From among the selection of Ipswich clams, scallops and shrimp, I chose haddock -- which isn't real common in these parts -- specifically the fried haddock sandwich ($7.99). The sandwich bun was large, but the fish fillet was even larger, sweet and mild, the light breading shatteringly crisp around the edges. I asked for the housemade tartar sauce to be served on the side and was glad I did, because the fish was so good that I wouldn't have wanted anything to overshadow its flavor.
We wandered into beef territory with a steak bomb ($8.99), and it didn't take me long to figure out the origin of the name of this New England cousin of the Philly cheese steak. This was a long roll -- at least 12 inches, I'd say -- absolutely stuffed with shredded beef, mushrooms and green onions that had been sauteed until they were nice and soft, all of it bound by an extremely creamy, neutrally flavored white cheese. The only flaw was that the mushrooms had a decided canned flavor and texture, which I'll concede makes them authentic but which also takes them down a peg from the other ingredients in the sandwich.
Onion rings ($4.29) were advertised as housemade, and I have no doubt they were, because they had all the hallmarks, including onion slices that weren't factory-uniform and a light, crunchy breading that fell off now and again. The onions themselves weren't overly sweet (once in a while, it's nice to encounter onions that taste like onions) and were so good that we actually preferred them without the accompanying housemade sauce.
A pastrami sandwich was served on the same pillowy, cross-hatched bun as the haddock, and again the bun was no match for its filling, which in this case was a tangle of extremely thinly sliced, extremely tender meat. This one was a basket ($8.99), which meant it came with a mountain of crisp fries, and we bumped it up a notch to dinner status by paying $2.50 extra, which brought us a few more onion rings and a Greek side salad (other choices were garden or Caesar). It definitely was worth the $2.50, if only for the salad with a mix of greens, kalamata olives, red onion, tomato, cucumber, herbs and feta, and a dressing with as much personality as Zorba himself.

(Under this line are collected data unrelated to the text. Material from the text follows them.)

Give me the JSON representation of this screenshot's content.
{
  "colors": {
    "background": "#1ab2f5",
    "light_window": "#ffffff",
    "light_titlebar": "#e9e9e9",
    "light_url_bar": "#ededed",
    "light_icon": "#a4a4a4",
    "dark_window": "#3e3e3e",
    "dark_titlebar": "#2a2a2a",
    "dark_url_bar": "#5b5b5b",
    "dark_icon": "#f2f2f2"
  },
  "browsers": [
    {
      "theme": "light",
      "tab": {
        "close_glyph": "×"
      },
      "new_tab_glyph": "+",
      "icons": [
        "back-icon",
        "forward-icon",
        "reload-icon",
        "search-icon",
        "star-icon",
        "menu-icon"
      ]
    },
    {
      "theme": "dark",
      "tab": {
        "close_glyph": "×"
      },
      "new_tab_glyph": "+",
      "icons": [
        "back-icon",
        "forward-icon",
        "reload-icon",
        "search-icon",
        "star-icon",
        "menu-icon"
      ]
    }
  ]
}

One caveat: East Coast Eats is a counter-service restaurant, and it's one that serves in plastic foam and foil, although at these prices it's kind of tough to complain.
And oh, I guess there should be another caveat: There's Boston-area sports memorabilia all over the place, so if you're a Yankees fan, you may not feel real comfortable.
Unless, of course, your imagination runs to manatees.